Knockdown of the Long Noncoding RNA CRNDE Ameliorates Apoptosis and Inflammation in Ischemia-Reperfusion-Induced Brain Injury via the mir-489-3p/FOXO3 Pathway.

Abstract

Aim: To examine the role and mechanism of colorectal tumor differential expression (CRNDE) in brain injury induced by ischemicreperfusion.
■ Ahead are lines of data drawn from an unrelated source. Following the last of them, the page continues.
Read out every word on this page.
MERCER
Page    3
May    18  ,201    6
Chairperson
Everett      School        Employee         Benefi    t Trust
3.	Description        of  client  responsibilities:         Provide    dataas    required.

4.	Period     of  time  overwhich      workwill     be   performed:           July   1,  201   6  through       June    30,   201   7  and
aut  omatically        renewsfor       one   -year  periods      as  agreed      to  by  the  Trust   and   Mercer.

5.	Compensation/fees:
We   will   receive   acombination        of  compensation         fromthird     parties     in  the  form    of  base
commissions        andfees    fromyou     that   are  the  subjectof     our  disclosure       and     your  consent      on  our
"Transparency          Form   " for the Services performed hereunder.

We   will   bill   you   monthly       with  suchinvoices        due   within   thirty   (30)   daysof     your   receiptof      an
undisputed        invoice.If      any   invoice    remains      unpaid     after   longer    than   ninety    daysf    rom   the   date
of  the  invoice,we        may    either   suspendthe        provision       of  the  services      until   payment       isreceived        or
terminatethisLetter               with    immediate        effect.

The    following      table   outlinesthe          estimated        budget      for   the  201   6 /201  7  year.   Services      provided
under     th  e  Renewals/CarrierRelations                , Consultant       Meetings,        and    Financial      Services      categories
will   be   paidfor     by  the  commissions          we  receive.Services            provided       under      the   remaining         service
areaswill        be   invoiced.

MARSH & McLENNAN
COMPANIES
Material and methods: Sh-SY5Y cells were cultured, and oxygen and glucose deprivation/reperfusion (OGD/R) injury tests were performed. The effects on SH-SY5Y cells were evaluated by the Cell Counting Kit-8 (CCK-8) assay, qPCR, apoptosis analysis, western blot analysis, ELISA, a luciferase reporter assay, and an RNA pull-down assay.

Results: Knockdown of CRBDE ameliorated SH-SY5Y cell impairment induced by OGD/R. CRNDE, the target of mir-489-3p, was directly bound to FOXO3. Mir-489-3p knockdown partially reversed OGD/R-mediated impairment in CRBDE knockdown SH-SY5Y cells.

Conclusion: The results indicate that knockdown of lncRNA CRNDE ameliorates apoptosis and the inflammatory response in ischemia-reperfusion-induced brain injury through the mir-489-3p/FOXO3 axis. LncRNA CRNDE may represent a novel therapeutic target for brain injury.